Background: First-line treatment of non-small cell lung cancer (NSCLC) has undergone a paradigm shift to platinum combination chemotherapy together with an immune checkpoint inhibitor, regardless of the expression level of the programmed cell death-1 (PD-1) ligand PD-L1 on tumor cells. Moreover, such chemotherapy plus nivolumab (antibody to PD-1) and ipilimumab (antibody to cytotoxic T lymphocyte-associated protein-4) prolonged survival in advanced NSCLC patients compared with chemotherapy alone. We have now designed a randomized, controlled phase III trial (NIPPON, JCOG2007) to confirm that platinum combination chemotherapy plus nivolumab and ipilimumab is superior to such chemotherapy plus pembrolizumab (antibody to PD-1) for treatment-naive patients with advanced NSCLC.
Patients and methods: Chemotherapy-naïve patients aged 20 years or older with a performance status of 0 or 1 are randomly assigned in a 1:1 ratio to receive platinum combination chemotherapy and either pembrolizumab or nivolumab plus ipilimumab.
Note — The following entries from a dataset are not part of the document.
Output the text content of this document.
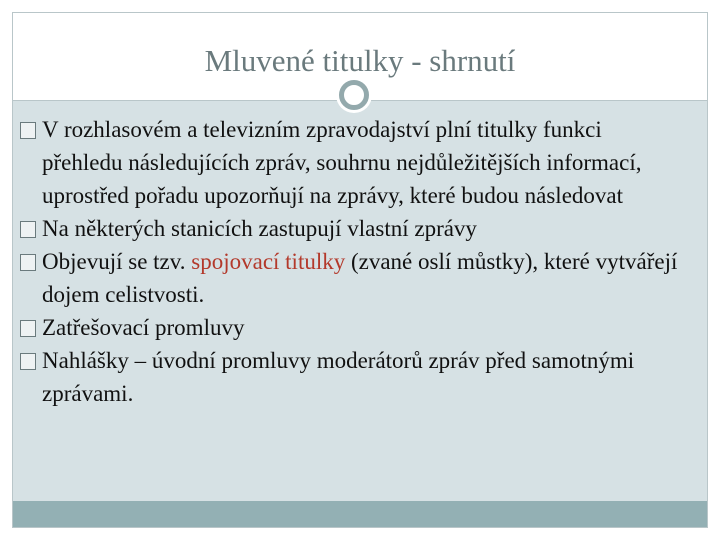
Mluvené titulky - shrnutí
V rozhlasovém a televizním zpravodajství plní titulky funkci přehledu následujících zpráv, souhrnu nejdůležitějších informací, uprostřed pořadu upozorňují na zprávy, které budou následovat
Na některých stanicích zastupují vlastní zprávy
Objevují se tzv. spojovací titulky (zvané oslí můstky), které vytvářejí dojem celistvosti.
Zatřešovací promluvy
Nahlášky – úvodní promluvy moderátorů zpráv před samotnými zprávami.
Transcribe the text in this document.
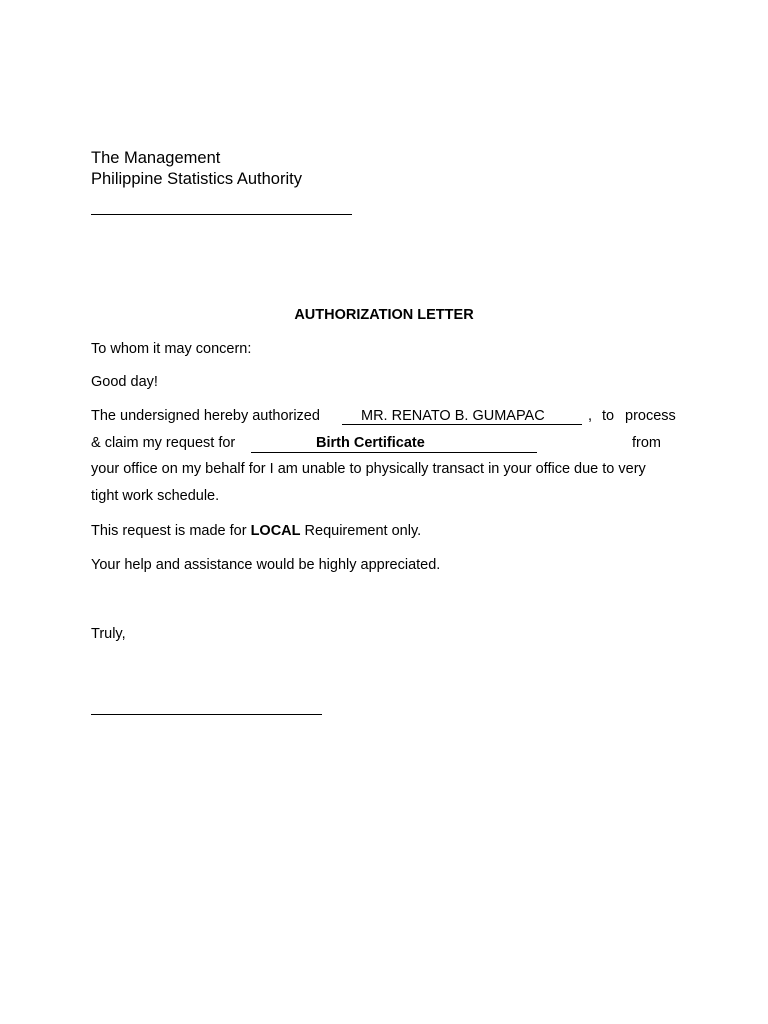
The Management
Philippine Statistics Authority
AUTHORIZATION LETTER
To whom it may concern:
Good day!
The undersigned hereby authorized	MR. RENATO B. GUMAPAC	, to process
& claim my request for	Birth Certificate	from
your office on my behalf for I am unable to physically transact in your office due to very
tight work schedule.
This request is made for LOCAL Requirement only.
Your help and assistance would be highly appreciated.
Truly,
Patients with known genetic driver alterations such as those affecting EGFR or ALK are excluded. Enrollment of 422 patients over 3 years at 55 oncology facilities throughout Japan is planned. The primary endpoint is overall survival. In addition, as ancillary research, metagenomic analysis of the gut microbiota will be performed with fecal samples collected before treatment onset, and the results will be examined for their association to therapeutic effect and adverse events.
Conclusion: If the primary endpoint is met, platinum combination chemotherapy together with nivolumab plus ipilimumab will be established as a new, more effective standard treatment for advanced NSCLC.
Keywords: CTLA-4; Immune checkpoint inhibitor; Overall survival; PD-1; Superiority.